Fifteen years ago, CA&ES researchers led what is still considered the most formative experiment on the role livestock nutrition plays in improving children’s growth, physical activity and cognitive development. The Global Livestock Collaborative Research Support Program, directed by former CA&ES plant sciences professor Tag Demment, supported a five-year project in Kenya that tracked more than 1,000 children—some who received two ounces of beef on school days and some who did not. Lindsay Allen, research professor with the UC Davis Department of Nutrition, helped lead the study.

Over the course of five years, the kids who regularly ate meat scored 20 percent higher on cognitive tests, spent more time in leadership behaviours and were more physically active than the children who did not. The children’s muscle mass increased markedly and their vitamin B-12 deficiency was eliminated.

“This seminal study shows that the quality of food matters more than the quantity and illustrates the link between animal-sourced food and child development,” Stewart said.

But beef isn’t easy to come by in some developing nations.
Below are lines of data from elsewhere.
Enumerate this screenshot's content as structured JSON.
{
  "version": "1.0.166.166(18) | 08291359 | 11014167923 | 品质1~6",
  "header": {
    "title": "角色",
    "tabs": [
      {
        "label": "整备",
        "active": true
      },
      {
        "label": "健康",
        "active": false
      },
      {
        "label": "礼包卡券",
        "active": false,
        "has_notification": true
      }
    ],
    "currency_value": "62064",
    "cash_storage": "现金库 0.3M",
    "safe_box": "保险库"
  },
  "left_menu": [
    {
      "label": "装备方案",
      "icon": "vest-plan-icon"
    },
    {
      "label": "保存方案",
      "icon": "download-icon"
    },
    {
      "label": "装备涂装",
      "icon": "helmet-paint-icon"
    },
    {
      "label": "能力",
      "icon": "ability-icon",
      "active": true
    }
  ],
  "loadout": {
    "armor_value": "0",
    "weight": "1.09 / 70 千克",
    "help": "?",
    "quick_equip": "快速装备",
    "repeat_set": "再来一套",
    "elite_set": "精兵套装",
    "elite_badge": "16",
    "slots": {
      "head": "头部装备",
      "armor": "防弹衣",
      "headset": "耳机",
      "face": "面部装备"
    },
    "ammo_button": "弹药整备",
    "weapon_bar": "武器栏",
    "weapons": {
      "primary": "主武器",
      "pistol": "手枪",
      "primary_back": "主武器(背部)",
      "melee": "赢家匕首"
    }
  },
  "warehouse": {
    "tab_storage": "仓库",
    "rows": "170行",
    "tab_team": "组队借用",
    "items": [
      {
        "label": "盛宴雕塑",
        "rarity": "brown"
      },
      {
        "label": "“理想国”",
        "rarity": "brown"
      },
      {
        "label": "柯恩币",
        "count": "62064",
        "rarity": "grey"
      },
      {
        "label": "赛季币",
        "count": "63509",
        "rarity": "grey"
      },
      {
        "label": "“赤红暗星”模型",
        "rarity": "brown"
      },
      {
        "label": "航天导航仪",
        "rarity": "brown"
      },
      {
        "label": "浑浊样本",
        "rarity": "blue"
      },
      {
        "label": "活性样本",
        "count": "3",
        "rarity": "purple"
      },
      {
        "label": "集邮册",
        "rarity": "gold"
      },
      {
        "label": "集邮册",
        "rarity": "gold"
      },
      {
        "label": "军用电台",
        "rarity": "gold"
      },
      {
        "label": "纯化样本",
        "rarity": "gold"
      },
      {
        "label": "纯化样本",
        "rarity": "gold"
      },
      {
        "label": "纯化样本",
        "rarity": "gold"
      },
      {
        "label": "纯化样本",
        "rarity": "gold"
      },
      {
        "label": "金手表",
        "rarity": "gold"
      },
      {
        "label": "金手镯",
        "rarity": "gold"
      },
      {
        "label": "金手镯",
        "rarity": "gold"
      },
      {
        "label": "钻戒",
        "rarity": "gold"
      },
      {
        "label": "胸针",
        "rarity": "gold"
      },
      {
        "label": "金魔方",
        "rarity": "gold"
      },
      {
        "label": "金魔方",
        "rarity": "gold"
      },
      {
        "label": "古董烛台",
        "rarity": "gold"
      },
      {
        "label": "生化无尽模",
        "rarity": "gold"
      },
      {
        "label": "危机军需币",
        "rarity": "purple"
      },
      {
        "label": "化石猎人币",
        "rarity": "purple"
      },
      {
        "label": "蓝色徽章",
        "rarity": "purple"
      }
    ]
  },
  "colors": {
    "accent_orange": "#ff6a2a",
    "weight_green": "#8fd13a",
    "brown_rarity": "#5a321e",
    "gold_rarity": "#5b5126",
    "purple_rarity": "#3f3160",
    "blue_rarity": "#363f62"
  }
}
It can be expensive to buy and difficult to transport and sell. “There are many food safety concerns when meat sits unrefrigerated in open-air markets,” Stewart explained. “If families are able to afford a cow, they’re more likely to keep it for milk or use it to help till the soil. Getting milk, eggs and fish into diets may be more feasible.”

That’s why Stewart and other international nutrition experts address world hunger with various nutritional interventions, including supplementing diets with a variety of animal-sourced foods.

“When children consume diets rich in vitamins, minerals and essential fatty acids, they have a greater opportunity to survive and thrive,” Stewart said. “Animal-sourced food is one important way to help provide children the nutrients they need.”